I'm experiencing an odd resolution issue on my DNS servers. I have a couple decades experience with administering Windows DNS servers, but have less than a year's experience administering Ubuntu/BIND 9 servers. A little background on my environment:
I work for a small service provider and administer three Ubuntu/Bind 9 servers. They are configured as a Master and two Slaves. All three servers are configured with Private IP addresses on a VLAN reserved for servers, with Static NATs on our firewall to the slaves. The Slaves are accessible from both our internal network and the Public internet, but Public recursion is limited to the IP subnets we host. The Master only allows access from the two Slaves and from our internal Managment VLAN. The Master and Slave2 are Ubuntu 12.04 running BIND 9.8.1-P1. Slave1 is an older system, scheduled for replacement, running Ubuntu 9.04 and BIND 9.8.1-P1. I am seeing the same problem behavior on both Slaves. I built the Master and Slave2, and inherited Slave1 from a previous admin.

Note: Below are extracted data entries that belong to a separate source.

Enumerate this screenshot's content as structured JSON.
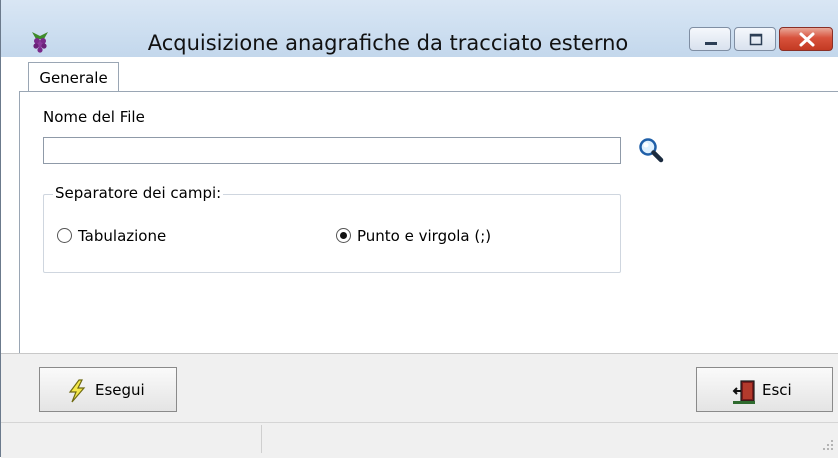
{
  "window": {
    "title": "Acquisizione anagrafiche da tracciato esterno",
    "app_icon": "grape-icon",
    "controls": [
      "minimize-icon",
      "maximize-icon",
      "close-icon"
    ]
  },
  "tabs": [
    {
      "label": "Generale",
      "active": true
    }
  ],
  "file": {
    "label": "Nome del File",
    "value": "",
    "placeholder": "",
    "browse_icon": "magnifier-icon"
  },
  "separator": {
    "legend": "Separatore dei campi:",
    "options": [
      {
        "label": "Tabulazione",
        "selected": false
      },
      {
        "label": "Punto e virgola (;)",
        "selected": true
      }
    ]
  },
  "actions": {
    "run_label": "Esegui",
    "run_icon": "lightning-icon",
    "exit_label": "Esci",
    "exit_icon": "exit-door-icon"
  },
  "colors": {
    "title_bar": "#cfe0f1",
    "close_button": "#d8523c",
    "footer": "#f0f0f0"
  }
}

Here's the problem: If I do a NSLOOKUP from a system on one of our hosted IP subnets for office365.com., I get a successful resolution. If I try to resolve outlook.office365.com., I get the following error:
***UnKnown can't find outlook.office365.com.: Unspecified error
I can successfully resolve, through NSLOOKUP, both of those URLs from a system on the server VLAN and from the console of both slave servers. This problem was reported to me by a client who stated that he's seen this issue on a handful of URLs, but outlook.office365.com is the only one he could specifically remember. I've tried a number of other URLs and they all resolve successfully. I can only replicate the issue with that one URL. (Hopefully the client will remember some more.)

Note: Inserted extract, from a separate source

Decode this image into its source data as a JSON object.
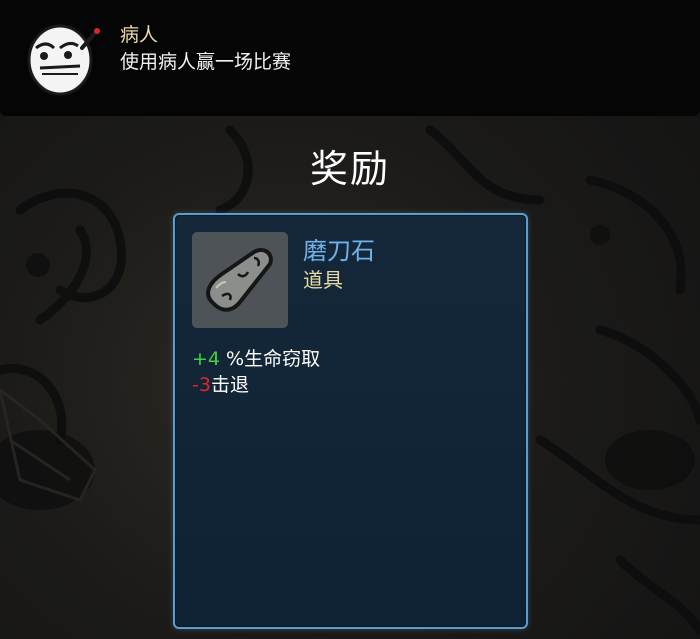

I setup a query.log, based on an article I found on this site, and see the request come in regardless of where it originates.
Example:
client MYIPADDRESS#1067: query: outlook.office365.com IN A + (BINDSERVERIPADDRESS)

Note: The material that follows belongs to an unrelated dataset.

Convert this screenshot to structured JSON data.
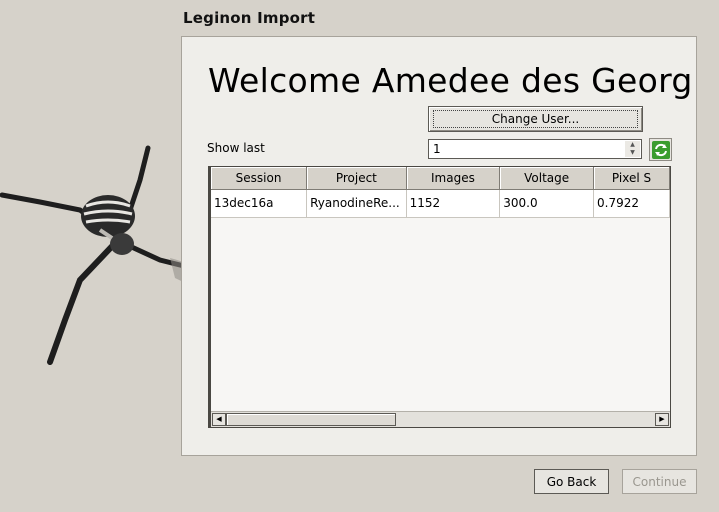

If I change my DNS server to 8.8.8.8 or 4.2.2.2, it resolves correctly; adding both of those as forwarders on my Bind servers doesn't fix the problem. I've checked my syslog, but see no entries regarding that query that could offer clues. I also tried allowing recursion from "any", but same issue. I've also reviewed our firewall rule set and don't see anything that could account for this. It seems that if an access-list was the problem, no DNS queries would work. Anyone have any ideas? Is there a way to log a reason for a query failure?